Le responsable hiérarchique veillera à ce que le nombre de collaborateurs bénéficiant du télétravail soit réellement compatible avec le bon fonctionnement du service, ainsi que l’organisation de l’équipe.
Article 3 – Lieu, environnement et conditions d’exercice du télétravail
3.1 – Lieu d’exercice principal du télétravail
Le télétravail ne pourra être exercé qu’au domicile du collaborateur. Le domicile s’entend comme un lieu de résidence habituelle, déclaré au service des Ressources Humaines. En cas de non-respect de ce point, le télétravail cessera immédiatement et le salarié devra regagner son lieu de travail professionnel habituel.
3.2 – Organisation et conformité du lieu de travail
3.2.1 – Espace dédié au télétravail
Le salarié candidat au télétravail doit pouvoir :
exercer ses missions professionnelles dans des conditions optimales, excluant toute forme de nuisance extraprofessionnelle,
exercer son travail dans des conditions conformes aux règles d’hygiène et de sécurité applicables à tout travailleur,
se consacrer à son activité durant son temps de travail,
installer les outils informatiques et de communication nécessaire à son activité, mis à disposition par l’entreprise,
disposer d’une connexion Internet qui permet l’exercice du travail à distance, y compris les réunions en visioconférence.
Chaque salarié télétravailleur établit une déclaration sur l’honneur par laquelle il attestera sur l’honneur des bonnes conditions de sécurité et d’hygiène de l’espace dédié au télétravail (espace suffisant et agencé en poste de travail, conformité électrique, lieu propice à la concentration et au respect de la confidentialité …)
3.2.2 – Assurance
Le collaborateur souhaitant bénéficier du télétravail doit s’assurer que les dommages qui surviendraient à son domicile dans le cadre de son activité professionnelle sont couverts au titre de son assurance multirisques habitation. Le salarié fournit à l’entreprise une attestation d’assurance garantissant les risques liés au télétravail applicable au lieu où celui-ci sera exécuté. Il adresse annuellement cette attestation au moment du renouvellement de son assurance.
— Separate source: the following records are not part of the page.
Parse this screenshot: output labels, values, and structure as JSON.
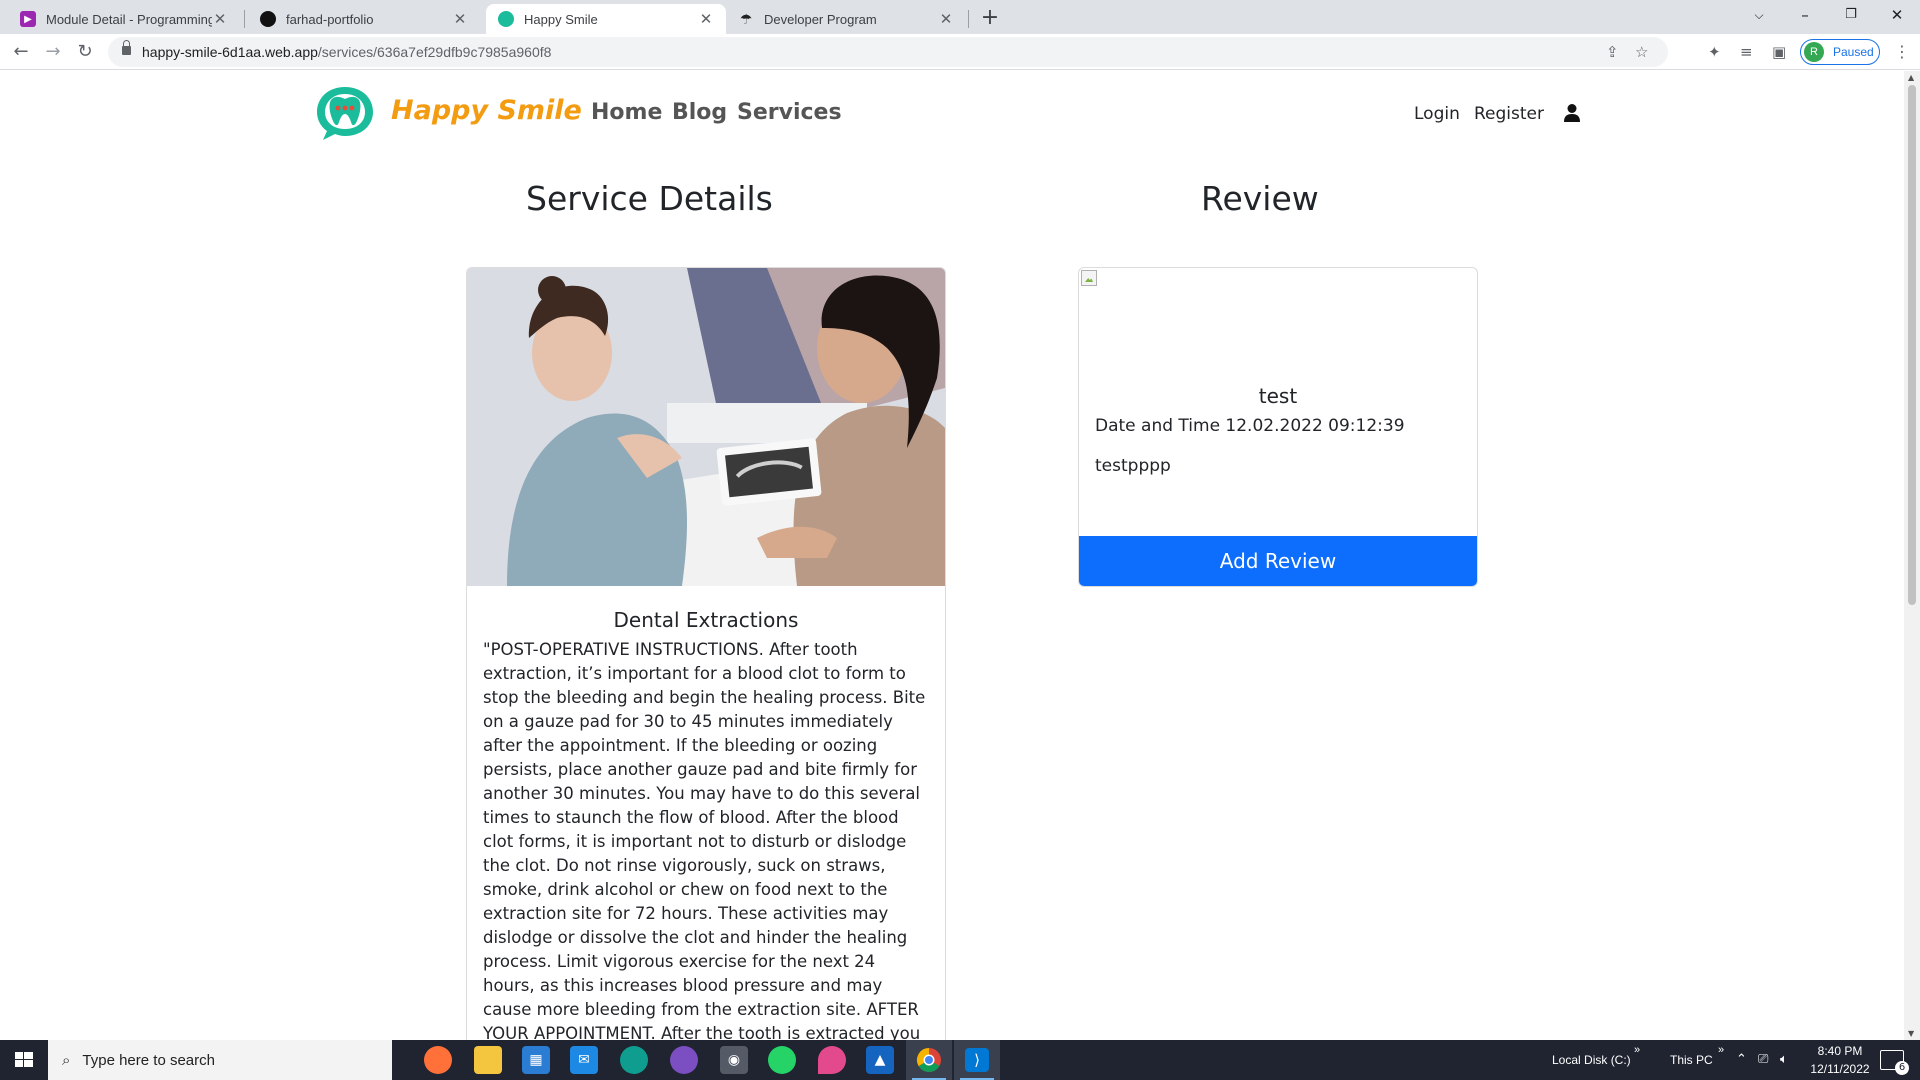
{
  "browser": {
    "tabs": [
      {
        "title": "Module Detail - Programming Hero",
        "icon": "programming-hero-favicon",
        "color": "#9c27b0"
      },
      {
        "title": "farhad-portfolio",
        "icon": "portfolio-favicon",
        "color": "#111111"
      },
      {
        "title": "Happy Smile",
        "icon": "happy-smile-favicon",
        "color": "#1abc9c"
      },
      {
        "title": "Developer Program",
        "icon": "developer-program-favicon",
        "color": "#222222"
      }
    ],
    "url_host": "happy-smile-6d1aa.web.app",
    "url_path": "/services/636a7ef29dfb9c7985a960f8",
    "profile_initial": "R",
    "profile_status": "Paused"
  },
  "site": {
    "brand": "Happy Smile",
    "brand_color": "#f39c12",
    "nav": [
      "Home",
      "Blog",
      "Services"
    ],
    "login": "Login",
    "register": "Register"
  },
  "service": {
    "section_title": "Service Details",
    "name": "Dental Extractions",
    "description": "\"POST-OPERATIVE INSTRUCTIONS. After tooth extraction, it’s important for a blood clot to form to stop the bleeding and begin the healing process. Bite on a gauze pad for 30 to 45 minutes immediately after the appointment. If the bleeding or oozing persists, place another gauze pad and bite firmly for another 30 minutes. You may have to do this several times to staunch the flow of blood. After the blood clot forms, it is important not to disturb or dislodge the clot. Do not rinse vigorously, suck on straws, smoke, drink alcohol or chew on food next to the extraction site for 72 hours. These activities may dislodge or dissolve the clot and hinder the healing process. Limit vigorous exercise for the next 24 hours, as this increases blood pressure and may cause more bleeding from the extraction site. AFTER YOUR APPOINTMENT. After the tooth is extracted you may feel some pain and"
  },
  "review": {
    "section_title": "Review",
    "reviewer": "test",
    "date_label": "Date and Time 12.02.2022 09:12:39",
    "text": "testpppp",
    "add_button": "Add Review",
    "button_color": "#0d6efd"
  },
  "taskbar": {
    "search_placeholder": "Type here to search",
    "apps": [
      "firefox-icon",
      "file-explorer-icon",
      "microsoft-store-icon",
      "mail-icon",
      "edge-icon",
      "viber-icon",
      "camera-icon",
      "whatsapp-icon",
      "color-picker-icon",
      "photos-icon",
      "chrome-icon",
      "vscode-icon"
    ],
    "toolbar_local_disk": "Local Disk (C:)",
    "toolbar_this_pc": "This PC",
    "time": "8:40 PM",
    "date": "12/11/2022",
    "notification_count": "6"
  }
}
La mise en place et le maintien du télétravail est conditionnée par cette formalité. Aucun éventuel surcoût de prime d’assurance ne sera pris en charge par la société.
3.2.3 – Matériel de travail
Un accès à distance au réseau interne de l’entreprise et aux applications de l’entreprise est prévu, étant précisé qu’il revient au salarié de s’assurer de disposer d’une connexion adéquate à internet pour un travail efficace.
Le télétravail n’engendre aucune indemnité, prime ou dédommagement, compte tenu qu’il est basé sur le volontariat du salarié, et dans la mesure où le salarié dispose d’un espace de travail dans les locaux de l’entreprise.
Excepté s’il en dispose déjà à titre professionnel, le salarié en télétravail est équipé dans les meilleurs délais d’un ordinateur portable et d’un téléphone portable.
Les impressions papiers se réaliseront lors des passages sur site. Il n’y aura aucune prise en charge au titre de ces frais spécifiques (ex : cartouche d’encre pour imprimante).
Les fournitures de bureau seront mises à disposition par l’entreprise (ex : papier, cahier, stylo, etc...), aux conditions des salariés exerçant leur activité sur site.
Le télétravailleur prend soin des équipements qui lui sont confiés et informe immédiatement l’employeur en cas de panne, mauvais fonctionnement, détérioration, perte ou vol de matériel mis à disposition.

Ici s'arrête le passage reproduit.